Leandrial was set upon travelling light. Dragonwings strong enough to argue properly with two to five thousand Drakes at a time were no mean feat to transport, she noted, advocating a second wave to set out from the walking Land Dragons one to two hours after her departure. That would give the reassurance of quick backup within a few hours of arrival. Easier to conceal one Runner and a small crew than an entire expeditionary force.

  Twenty minutes later Huari, Gang and Aranya unfurled their wings and dived off Yiisuriel’s peak, with Ri’arion riding the Amethyst Dragoness bareback. The proverbial journey of a thousand leagues lay before them, but it seemed to a Dragoness, all that was needful was to spread one’s wings upon a zephyr and fly away across moons-lit Cloudlands to realms beyond any fantasy.

  Zuziana’s arms ached. Not that she had anything to ache, but they did.

  Where was her Dragoness – oh, this was her Dragoness! How could Aranya have claimed to meet her inner presence? Was that a Star Dragoness privilege? Zip felt she was either one or the other.

  And I love us, her Dragoness put in quietly. Sometimes I wonder where we found … well, where I came from.

  The Amethyst said, There’s a view – widely considered blasphemy across Herimor and probably all across the North too – that all Humans bear fires within their souls. I cannot claim to understand the philosophical ramifications. These Southern Dragonkind talk about the ‘fire-gift’ of Hualiama Dragonfriend as if she merely breathed upon people or Dragons to arouse the Shapeshifter life within them. Clever trick, eh?

  Being so vastly different from scattered teardrops turning people into Shapeshifters?

  Silence.

  Sorry about the sarcasm, but your brain does have the occasional attack of prekki-mushiness, petal.

  Laughing, the Amethyst trimmed her wings and sped after Gang and Huari, pursuing the couple down toward a shimmering carpet of silver-chased Cloudlands billows.

  At length she said, Are you saying I compare myself to others too much?
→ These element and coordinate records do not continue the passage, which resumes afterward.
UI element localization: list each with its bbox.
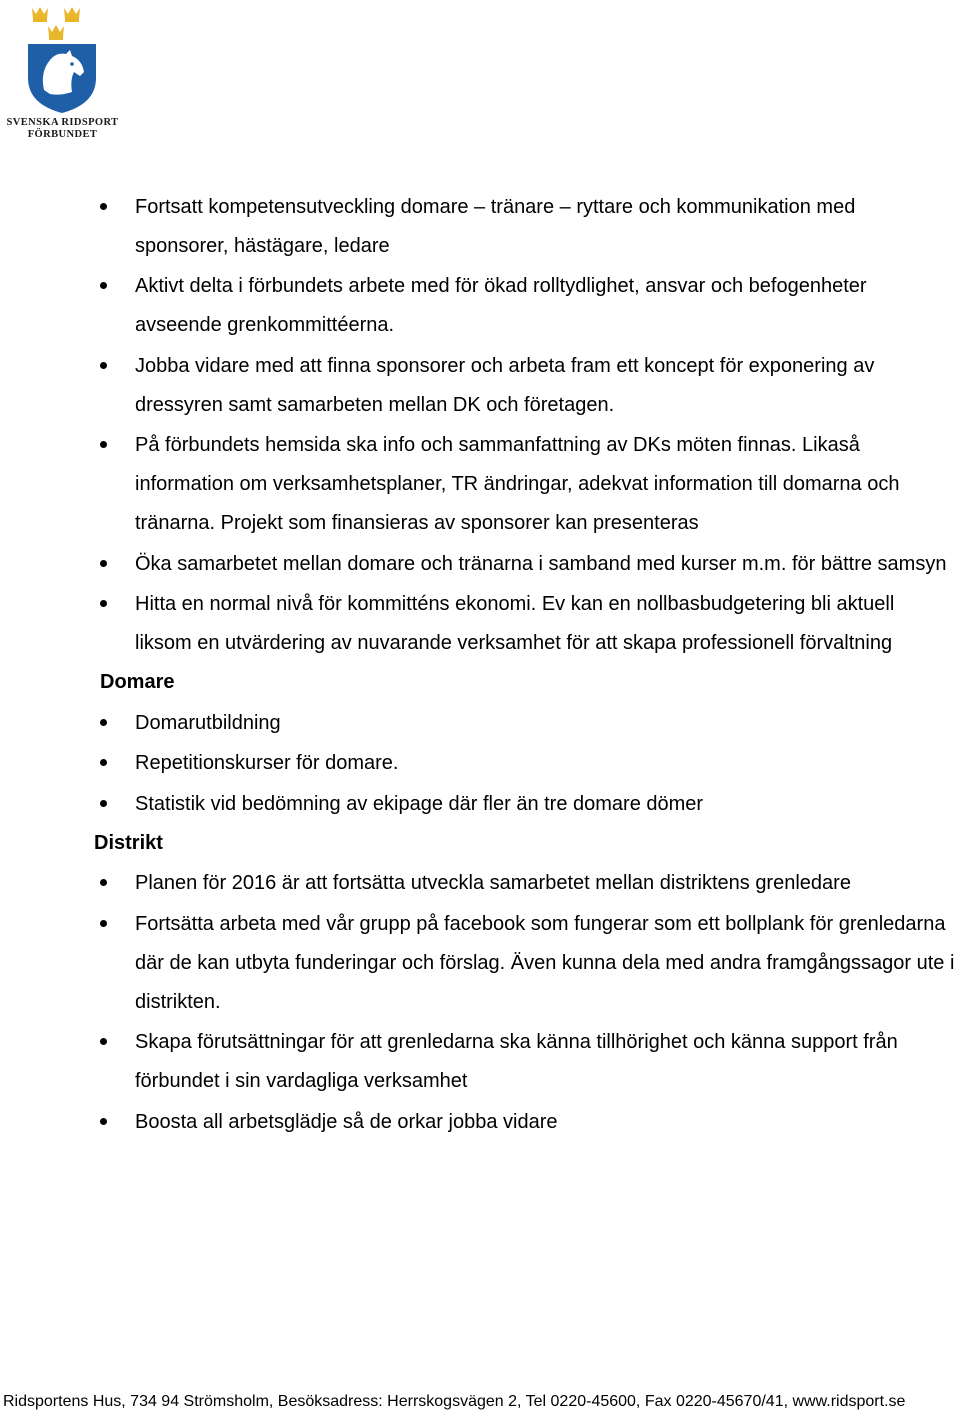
domare-list xyxy=(0,704,960,824)
list-item: Statistik vid bedömning av ekipage där fler än tre domare dömer xyxy=(0,785,960,824)
bullet-icon xyxy=(100,203,107,210)
list-item: Fortsätta arbeta med vår grupp på facebook som fungerar som ett bollplank för grenledarna där de kan utbyta funderingar och förslag. Även kunna dela med andra framgångssagor ute i distrikten. xyxy=(0,905,960,1022)
crown-icon xyxy=(32,7,48,22)
list-item: Jobba vidare med att finna sponsorer och arbeta fram ett koncept för exponering av dressyren samt samarbeten mellan DK och företagen. xyxy=(0,347,960,425)
list-item: Aktivt delta i förbundets arbete med för ökad rolltydlighet, ansvar och befogenheter avseende grenkommittéerna. xyxy=(0,267,960,345)
bullet-icon xyxy=(100,362,107,369)
list-item: Öka samarbetet mellan domare och tränarna i samband med kurser m.m. för bättre samsyn xyxy=(0,545,960,584)
intro-list xyxy=(0,188,960,664)
list-item: Domarutbildning xyxy=(0,704,960,743)
logo-text-line2: FÖRBUNDET xyxy=(27,129,98,140)
list-item: På förbundets hemsida ska info och sammanfattning av DKs möten finnas. Likaså information om verksamhetsplaner, TR ändringar, adekvat information till domarna och tränarna. Projekt som finansieras av sponsorer kan presenteras xyxy=(0,426,960,543)
crown-icon xyxy=(64,7,80,22)
bullet-icon xyxy=(100,441,107,448)
bullet-icon xyxy=(100,759,107,766)
bullet-icon xyxy=(100,920,107,927)
distrikt-list xyxy=(0,864,960,1142)
list-item: Repetitionskurser för domare. xyxy=(0,744,960,783)
list-item: Hitta en normal nivå för kommitténs ekonomi. Ev kan en nollbasbudgetering bli aktuell liksom en utvärdering av nuvarande verksamhet för att skapa professionell förvaltning xyxy=(0,585,960,663)
section-heading-domare: Domare xyxy=(100,671,175,693)
page-footer: Ridsportens Hus, 734 94 Strömsholm, Besöksadress: Herrskogsvägen 2, Tel 0220-45600, Fax 0220-45670/41, www.ridsport.se xyxy=(3,1393,906,1410)
logo-text-line1: SVENSKA RIDSPORT xyxy=(6,117,119,128)
bullet-icon xyxy=(100,1118,107,1125)
bullet-icon xyxy=(100,560,107,567)
bullet-icon xyxy=(100,879,107,886)
section-heading-distrikt: Distrikt xyxy=(94,831,163,854)
ridsport-emblem-icon xyxy=(0,0,125,118)
list-item: Skapa förutsättningar för att grenledarna ska känna tillhörighet och känna support från förbundet i sin vardagliga verksamhet xyxy=(0,1023,960,1101)
bullet-icon xyxy=(100,800,107,807)
bullet-icon xyxy=(100,282,107,289)
bullet-icon xyxy=(100,1038,107,1045)
bullet-icon xyxy=(100,719,107,726)
list-item: Fortsatt kompetensutveckling domare – tränare – ryttare och kommunikation med sponsorer, hästägare, ledare xyxy=(0,188,960,266)
list-item: Planen för 2016 är att fortsätta utveckla samarbetet mellan distriktens grenledare xyxy=(0,864,960,903)
list-item: Boosta all arbetsglädje så de orkar jobba vidare xyxy=(0,1103,960,1142)
document-body xyxy=(0,186,960,1142)
logo xyxy=(0,0,125,145)
crown-icon xyxy=(48,25,64,40)
bullet-icon xyxy=(100,600,107,607)
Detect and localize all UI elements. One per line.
  No, but you do tread in the paws of legends, which do have a way of being incredibly hard to live up to, given as we’ve no idea what portion of them might be true. Take this fire-gift business. Perhaps Hualiama was just a girl like you, overwhelmed by power and responsibility, so she just danced her way past all the worship and obeisances and general silliness that seems to accompany high position in these parts. Put another way, comparing yourself to Fra’anior, only the greatest Dragon who ever lived, is a bit like trying to fly over the Blue Moon.